Niettemin duurt de strijd tussen de visies van Jane Jacobs en Robert Moses nog altijd voort en kan je er dus zomaar op botsen op de hoek van twee bouwblokken.

Het mag dan treurig zijn dat het evidente vandaag nog altijd niet vanzelfsprekend is, ik werd eerlijk gezegd helemaal warm van binnen. Grassroots zijn immers belangrijk  onder de vorm van een parkje, maar ze zijn het misschien nog meer onder de vorm van politiek en maatschappelijk activisme.

Friends and Enemies van Bob de Bouwer

Geplaatst op

Wat is het verband tussen ‘Bob De Bouwer’ en ‘Friends’? Het zou een goeie kwisvraag zijn en wellicht wordt het er vroeg of laat ook één. In dat geval zullen de lezers van deze blog zich van hun schranderste kant kunnen laten zien, toch als ze nu nog enkele regels volhouden…

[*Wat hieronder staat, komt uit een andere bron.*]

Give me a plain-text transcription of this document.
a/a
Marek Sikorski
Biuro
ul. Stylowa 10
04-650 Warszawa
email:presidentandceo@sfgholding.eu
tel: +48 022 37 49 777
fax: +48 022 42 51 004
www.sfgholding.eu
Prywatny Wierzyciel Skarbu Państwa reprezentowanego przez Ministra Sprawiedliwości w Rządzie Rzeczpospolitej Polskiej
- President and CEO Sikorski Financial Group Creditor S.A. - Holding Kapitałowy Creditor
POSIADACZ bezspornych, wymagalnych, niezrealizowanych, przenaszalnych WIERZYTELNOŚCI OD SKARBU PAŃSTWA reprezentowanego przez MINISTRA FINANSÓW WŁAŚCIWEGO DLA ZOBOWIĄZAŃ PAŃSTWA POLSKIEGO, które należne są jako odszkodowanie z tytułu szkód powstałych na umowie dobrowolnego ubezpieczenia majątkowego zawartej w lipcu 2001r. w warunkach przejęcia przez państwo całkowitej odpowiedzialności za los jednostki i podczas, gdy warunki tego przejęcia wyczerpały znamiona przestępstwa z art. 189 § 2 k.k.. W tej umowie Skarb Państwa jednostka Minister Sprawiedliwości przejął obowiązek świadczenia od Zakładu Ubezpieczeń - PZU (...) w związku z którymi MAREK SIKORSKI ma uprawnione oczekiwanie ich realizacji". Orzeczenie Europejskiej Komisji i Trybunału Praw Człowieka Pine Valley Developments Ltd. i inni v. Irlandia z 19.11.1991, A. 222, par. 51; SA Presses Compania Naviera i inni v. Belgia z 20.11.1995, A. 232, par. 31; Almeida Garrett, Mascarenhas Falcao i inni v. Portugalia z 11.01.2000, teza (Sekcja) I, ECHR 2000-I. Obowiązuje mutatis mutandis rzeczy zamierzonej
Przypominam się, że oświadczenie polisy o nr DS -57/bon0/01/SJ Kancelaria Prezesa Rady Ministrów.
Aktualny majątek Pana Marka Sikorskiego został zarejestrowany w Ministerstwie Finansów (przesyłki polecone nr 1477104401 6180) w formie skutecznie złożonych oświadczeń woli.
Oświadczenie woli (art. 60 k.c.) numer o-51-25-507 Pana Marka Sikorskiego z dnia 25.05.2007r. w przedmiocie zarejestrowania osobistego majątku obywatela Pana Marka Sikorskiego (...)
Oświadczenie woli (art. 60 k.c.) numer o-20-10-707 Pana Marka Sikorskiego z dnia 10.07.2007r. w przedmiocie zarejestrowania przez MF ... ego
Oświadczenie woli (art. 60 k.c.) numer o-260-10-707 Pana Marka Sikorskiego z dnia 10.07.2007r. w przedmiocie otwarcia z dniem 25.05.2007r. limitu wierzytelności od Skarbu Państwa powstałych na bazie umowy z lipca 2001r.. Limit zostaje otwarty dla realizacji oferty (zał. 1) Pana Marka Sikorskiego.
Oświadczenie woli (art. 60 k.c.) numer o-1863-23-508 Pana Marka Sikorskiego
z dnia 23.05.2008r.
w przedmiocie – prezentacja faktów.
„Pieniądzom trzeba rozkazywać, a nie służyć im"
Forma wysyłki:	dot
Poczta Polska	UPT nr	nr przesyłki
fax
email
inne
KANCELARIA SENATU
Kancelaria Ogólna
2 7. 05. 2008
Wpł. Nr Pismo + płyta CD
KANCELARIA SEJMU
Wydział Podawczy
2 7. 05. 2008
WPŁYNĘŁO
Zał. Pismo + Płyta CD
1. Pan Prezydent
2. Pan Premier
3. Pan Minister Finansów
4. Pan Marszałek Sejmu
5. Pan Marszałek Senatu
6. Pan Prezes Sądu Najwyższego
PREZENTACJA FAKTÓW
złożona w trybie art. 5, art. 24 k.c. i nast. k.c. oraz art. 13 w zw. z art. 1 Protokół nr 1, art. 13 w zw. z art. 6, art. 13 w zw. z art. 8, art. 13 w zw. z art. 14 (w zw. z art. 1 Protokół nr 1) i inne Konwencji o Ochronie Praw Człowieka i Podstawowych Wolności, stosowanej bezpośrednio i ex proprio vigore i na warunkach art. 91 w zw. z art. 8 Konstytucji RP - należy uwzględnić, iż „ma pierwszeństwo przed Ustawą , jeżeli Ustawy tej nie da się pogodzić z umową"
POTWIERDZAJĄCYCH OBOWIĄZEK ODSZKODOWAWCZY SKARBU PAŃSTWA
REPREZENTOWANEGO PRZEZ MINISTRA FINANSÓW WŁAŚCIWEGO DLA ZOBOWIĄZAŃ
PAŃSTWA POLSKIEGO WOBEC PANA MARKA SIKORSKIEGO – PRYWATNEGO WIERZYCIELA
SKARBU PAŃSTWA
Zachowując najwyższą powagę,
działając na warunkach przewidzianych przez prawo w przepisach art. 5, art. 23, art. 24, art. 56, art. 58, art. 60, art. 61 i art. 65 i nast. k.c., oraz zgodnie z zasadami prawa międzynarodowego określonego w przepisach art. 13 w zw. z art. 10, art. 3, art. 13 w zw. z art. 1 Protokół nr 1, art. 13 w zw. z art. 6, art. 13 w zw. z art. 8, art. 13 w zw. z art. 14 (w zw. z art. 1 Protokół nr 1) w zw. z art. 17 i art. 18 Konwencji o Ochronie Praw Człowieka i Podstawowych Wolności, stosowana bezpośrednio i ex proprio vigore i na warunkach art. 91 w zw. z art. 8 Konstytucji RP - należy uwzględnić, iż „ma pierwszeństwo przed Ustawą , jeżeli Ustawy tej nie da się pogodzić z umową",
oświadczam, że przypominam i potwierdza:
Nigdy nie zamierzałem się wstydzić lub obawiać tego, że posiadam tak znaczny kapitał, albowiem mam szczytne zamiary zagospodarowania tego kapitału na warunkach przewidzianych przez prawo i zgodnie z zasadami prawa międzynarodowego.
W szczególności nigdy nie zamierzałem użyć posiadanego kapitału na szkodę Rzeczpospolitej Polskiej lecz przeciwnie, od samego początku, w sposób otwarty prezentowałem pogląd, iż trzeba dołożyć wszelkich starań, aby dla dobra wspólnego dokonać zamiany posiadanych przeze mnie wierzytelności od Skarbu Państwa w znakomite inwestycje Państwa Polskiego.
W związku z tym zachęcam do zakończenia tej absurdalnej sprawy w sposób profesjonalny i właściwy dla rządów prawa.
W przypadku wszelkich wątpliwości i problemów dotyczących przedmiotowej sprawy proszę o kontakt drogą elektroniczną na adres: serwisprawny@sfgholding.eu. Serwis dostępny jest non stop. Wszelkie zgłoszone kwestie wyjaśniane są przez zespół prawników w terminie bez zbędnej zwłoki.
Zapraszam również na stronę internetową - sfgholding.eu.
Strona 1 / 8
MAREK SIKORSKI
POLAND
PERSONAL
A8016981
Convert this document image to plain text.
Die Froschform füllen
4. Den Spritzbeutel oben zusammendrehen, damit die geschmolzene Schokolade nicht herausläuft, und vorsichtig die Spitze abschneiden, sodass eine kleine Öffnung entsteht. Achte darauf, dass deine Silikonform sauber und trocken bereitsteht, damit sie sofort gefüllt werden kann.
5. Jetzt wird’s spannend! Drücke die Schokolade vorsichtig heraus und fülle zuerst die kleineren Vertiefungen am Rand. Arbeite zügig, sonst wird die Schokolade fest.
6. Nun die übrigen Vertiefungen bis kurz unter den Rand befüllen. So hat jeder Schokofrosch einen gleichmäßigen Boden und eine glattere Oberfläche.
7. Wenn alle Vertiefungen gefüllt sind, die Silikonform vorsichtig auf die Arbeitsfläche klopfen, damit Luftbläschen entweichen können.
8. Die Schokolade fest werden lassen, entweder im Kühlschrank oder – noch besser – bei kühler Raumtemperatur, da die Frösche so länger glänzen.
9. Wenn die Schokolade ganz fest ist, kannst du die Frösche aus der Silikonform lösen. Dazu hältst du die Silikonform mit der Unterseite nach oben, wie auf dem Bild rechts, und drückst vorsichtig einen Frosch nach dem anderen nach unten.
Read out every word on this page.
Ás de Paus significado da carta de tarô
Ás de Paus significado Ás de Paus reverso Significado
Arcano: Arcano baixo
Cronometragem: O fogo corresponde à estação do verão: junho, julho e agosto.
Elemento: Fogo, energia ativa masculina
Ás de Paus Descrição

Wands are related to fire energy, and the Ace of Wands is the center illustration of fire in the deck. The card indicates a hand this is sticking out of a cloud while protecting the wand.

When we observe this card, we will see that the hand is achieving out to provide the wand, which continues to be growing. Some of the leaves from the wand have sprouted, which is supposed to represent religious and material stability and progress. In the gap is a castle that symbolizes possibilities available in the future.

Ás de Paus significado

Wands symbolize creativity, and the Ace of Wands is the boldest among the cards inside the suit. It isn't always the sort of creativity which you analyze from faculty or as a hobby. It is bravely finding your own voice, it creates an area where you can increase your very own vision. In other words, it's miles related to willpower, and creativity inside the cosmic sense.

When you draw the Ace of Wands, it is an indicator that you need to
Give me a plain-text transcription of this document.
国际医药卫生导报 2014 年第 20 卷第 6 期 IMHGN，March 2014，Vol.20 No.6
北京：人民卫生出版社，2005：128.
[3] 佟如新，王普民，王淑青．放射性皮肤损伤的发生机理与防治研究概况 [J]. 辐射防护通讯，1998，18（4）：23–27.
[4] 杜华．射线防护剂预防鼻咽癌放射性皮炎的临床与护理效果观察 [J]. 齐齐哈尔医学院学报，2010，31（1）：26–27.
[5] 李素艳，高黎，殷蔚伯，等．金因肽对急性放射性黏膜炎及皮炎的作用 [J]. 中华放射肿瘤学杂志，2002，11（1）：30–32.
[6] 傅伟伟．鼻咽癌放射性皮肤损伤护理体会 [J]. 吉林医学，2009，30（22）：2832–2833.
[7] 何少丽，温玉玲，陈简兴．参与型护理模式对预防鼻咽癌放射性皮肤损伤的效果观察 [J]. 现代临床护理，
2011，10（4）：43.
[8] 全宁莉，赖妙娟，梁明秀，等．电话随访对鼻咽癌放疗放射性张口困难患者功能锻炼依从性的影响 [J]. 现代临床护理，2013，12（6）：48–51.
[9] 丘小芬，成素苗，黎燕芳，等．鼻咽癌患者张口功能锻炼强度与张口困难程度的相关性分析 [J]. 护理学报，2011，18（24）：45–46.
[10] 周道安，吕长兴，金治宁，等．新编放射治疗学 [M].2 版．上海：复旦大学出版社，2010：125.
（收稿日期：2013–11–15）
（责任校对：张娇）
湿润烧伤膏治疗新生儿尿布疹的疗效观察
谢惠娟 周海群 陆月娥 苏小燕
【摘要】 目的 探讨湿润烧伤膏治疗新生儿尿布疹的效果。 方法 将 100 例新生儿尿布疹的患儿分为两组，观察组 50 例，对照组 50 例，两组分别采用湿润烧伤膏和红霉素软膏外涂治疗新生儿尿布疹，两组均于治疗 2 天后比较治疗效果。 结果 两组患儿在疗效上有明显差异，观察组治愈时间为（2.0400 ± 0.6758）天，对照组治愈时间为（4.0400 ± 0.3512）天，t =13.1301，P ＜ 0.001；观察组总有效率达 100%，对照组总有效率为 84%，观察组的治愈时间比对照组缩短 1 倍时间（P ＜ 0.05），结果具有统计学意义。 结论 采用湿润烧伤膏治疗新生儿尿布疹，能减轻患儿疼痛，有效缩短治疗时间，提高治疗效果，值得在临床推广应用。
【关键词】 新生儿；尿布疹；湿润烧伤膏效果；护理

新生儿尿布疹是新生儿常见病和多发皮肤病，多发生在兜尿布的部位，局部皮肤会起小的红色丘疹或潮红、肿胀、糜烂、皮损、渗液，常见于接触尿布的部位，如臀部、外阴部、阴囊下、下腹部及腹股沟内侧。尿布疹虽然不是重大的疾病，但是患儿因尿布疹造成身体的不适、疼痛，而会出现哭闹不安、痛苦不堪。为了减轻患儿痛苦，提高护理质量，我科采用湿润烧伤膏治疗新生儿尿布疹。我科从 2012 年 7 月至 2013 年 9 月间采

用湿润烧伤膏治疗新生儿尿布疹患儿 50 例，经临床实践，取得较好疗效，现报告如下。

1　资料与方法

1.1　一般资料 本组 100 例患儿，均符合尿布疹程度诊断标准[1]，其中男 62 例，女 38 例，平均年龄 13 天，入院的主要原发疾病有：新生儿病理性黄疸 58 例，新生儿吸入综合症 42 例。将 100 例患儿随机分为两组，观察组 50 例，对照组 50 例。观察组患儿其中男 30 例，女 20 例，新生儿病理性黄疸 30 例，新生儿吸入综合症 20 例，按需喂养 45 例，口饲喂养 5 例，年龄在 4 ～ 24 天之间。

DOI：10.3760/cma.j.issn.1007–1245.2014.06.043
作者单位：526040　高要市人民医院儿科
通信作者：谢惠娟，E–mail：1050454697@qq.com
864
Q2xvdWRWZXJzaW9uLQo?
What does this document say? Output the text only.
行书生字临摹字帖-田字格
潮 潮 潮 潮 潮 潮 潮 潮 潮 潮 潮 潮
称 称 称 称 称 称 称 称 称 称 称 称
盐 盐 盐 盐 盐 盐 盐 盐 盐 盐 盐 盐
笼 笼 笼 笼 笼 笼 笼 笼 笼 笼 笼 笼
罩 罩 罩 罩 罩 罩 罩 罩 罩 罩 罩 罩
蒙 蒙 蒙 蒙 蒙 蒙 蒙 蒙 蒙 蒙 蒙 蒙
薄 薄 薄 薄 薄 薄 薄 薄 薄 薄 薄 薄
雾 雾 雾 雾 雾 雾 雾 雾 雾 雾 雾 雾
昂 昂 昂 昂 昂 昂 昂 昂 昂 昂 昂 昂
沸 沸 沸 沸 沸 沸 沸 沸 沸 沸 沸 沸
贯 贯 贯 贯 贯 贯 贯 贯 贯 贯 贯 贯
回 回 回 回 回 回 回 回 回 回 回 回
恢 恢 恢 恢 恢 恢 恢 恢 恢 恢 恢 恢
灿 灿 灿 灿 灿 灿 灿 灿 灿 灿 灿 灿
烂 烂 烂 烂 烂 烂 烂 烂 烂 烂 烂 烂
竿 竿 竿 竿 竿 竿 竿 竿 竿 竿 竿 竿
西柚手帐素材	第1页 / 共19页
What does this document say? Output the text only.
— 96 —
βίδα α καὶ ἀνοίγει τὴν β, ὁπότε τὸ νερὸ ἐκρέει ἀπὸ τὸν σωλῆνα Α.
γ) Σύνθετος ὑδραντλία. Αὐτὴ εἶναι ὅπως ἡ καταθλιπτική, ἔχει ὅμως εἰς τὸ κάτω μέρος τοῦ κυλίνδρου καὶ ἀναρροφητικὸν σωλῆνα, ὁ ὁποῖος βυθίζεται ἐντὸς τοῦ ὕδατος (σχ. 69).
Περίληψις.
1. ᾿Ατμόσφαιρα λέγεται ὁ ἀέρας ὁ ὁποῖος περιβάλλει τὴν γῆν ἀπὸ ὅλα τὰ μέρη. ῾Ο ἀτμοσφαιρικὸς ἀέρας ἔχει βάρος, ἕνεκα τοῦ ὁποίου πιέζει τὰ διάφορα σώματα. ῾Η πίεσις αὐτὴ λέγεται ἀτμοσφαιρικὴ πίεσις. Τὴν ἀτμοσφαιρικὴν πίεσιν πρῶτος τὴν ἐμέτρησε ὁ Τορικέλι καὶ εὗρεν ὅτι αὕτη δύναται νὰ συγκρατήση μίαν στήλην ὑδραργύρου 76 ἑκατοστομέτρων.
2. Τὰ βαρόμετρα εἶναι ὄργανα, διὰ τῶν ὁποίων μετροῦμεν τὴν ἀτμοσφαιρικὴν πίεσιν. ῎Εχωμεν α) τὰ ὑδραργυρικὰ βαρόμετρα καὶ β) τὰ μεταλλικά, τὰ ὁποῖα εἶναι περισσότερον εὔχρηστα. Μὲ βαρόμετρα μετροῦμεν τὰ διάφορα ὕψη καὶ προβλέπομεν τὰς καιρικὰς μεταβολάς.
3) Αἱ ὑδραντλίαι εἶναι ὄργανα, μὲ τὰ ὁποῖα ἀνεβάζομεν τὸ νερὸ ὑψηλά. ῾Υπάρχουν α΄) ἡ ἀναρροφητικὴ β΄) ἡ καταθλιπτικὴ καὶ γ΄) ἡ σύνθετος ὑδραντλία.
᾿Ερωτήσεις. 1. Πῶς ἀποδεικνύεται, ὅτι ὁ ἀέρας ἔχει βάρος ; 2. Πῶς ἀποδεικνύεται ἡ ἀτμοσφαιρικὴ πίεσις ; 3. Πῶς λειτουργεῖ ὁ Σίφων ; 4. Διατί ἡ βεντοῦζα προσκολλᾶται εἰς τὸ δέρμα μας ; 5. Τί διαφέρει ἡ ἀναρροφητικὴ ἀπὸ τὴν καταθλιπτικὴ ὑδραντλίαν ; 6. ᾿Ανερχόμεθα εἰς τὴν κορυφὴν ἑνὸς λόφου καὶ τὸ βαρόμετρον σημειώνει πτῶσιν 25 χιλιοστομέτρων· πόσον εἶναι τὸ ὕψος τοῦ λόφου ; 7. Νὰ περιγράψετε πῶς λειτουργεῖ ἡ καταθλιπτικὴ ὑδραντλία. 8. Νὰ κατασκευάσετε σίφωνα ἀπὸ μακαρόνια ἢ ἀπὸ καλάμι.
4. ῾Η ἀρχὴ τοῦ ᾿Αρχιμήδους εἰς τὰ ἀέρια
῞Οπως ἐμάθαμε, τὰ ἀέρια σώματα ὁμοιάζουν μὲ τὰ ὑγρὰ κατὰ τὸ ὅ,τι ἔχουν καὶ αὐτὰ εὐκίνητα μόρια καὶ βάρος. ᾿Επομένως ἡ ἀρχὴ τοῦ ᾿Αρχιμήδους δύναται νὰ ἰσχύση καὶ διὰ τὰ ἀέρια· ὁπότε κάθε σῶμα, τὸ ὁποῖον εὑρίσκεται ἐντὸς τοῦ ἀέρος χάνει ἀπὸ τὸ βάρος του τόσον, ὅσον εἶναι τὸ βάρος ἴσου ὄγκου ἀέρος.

Dat Greenwich Village, het door het oorspronkelijke New York opgeslokte dorpje, uitverkoren werd als decor voor ‘Friends’ en daardoor mee vorm gaf aan het woonideaal van een hele generatie is minder vanzelfsprekend dan het lijkt. Het is slechts mogelijk doordat het in de jaren vijftig en zestig gered werd van de bulldozers van Robert Moses, alias ‘Big Bob the Builder’.

Bob deelde meer dan veertig jaar de planologische lakens uit in The Big Apple en ontzag daarbij niets of niemand. In de beste brutalistische tabula rasa-traditie trok hij in naam van de Vooruitgang een spoor van betweterige modernistische vernieling door de stad: bruggen, viaducten, tunnels, express- en parkways, snelwegen, een hele resem megalomane bouwwerken… En het had dus niets gescheeld of de Lower Manhattan Expressway had een streep getrokken door Greenwich Village.

Gelukkig komen Goliaths af en toe hun David tegen. In dit geval was het een vrouwelijke David: Jane Jacobs. Deze vrouw van een architect, de heer Jacobs, want zo ging dat in die tijd, woonde in Hudson Street en was de voorzitster van een actiecomité dat Moses op vele fronten op de knieën dwong. En niet alleen hem: eigenlijk het hele modernistische sprookje. Jane Jacobs werd behalve moeder van twee zonen ook de moeder van de hedendaagse stedenbouwkunde. Ze wist haar verzet uitstekend te documenteren, vooral door aandachtig te observeren wat er in haar stad gebeurde. Wat doen auto’s met het leven in een straat? Wat betekenen oude gebouwen voor het winkelapparaat? Wat maakt de kwaliteit uit van een woonbuurt? Waar spelen kinderen en waar niet? Wat gebeurt er als je de functies uit elkaar trekt en wat als je ze mengt?

Ze schreef haar bevindingen neer in scherpzinnige artikels en boeken, waarvan haar bekendste door elke stedenbouwkundige én mobiliteitsspecialist zou moeten worden gelezen. Haar bekendste boek, The Death and Life of Great American Cities, is enkele jaren geleden in Nederlandse vertaling heruitgebracht en dat is maar goed ook, want het is ook voor Europese steden vandaag nog van een uitzonderlijke relevantie, ook in kleine Europese steden.

Afbeeldingsresultaat

Jane Jacobs is de blonde dame met bril

Het is een turf van een boek, dus stel ik voor dat wie het stilaan voelt kriebelen, al eens begint met deze papier geworden laagdrempeligheid: een strip die een genuanceerd portret schetst van Robert – Bob –  Moses en daarin ook een (te klein) rolletje geeft aan Jane Jacobs. Tekenend (want dat heb je nu eenmaal met strips) is dat het album eindigt met een kaartje met de realisaties van Moses, maar niet met één van de realisaties van Jacobs. Als het er écht op aankomt wordt het bouwen van dingen, hoe draconisch ook, nog altijd hoger gewaardeerd dan het bewaren van dingen.

Afbeeldingsresultaat voor strip Rober Moses, de man die New York bouwde

Voorlopig blijft het dus wachten op de vervolgstrip: ‘Jane Jacobs, de vrouw die New York redde.’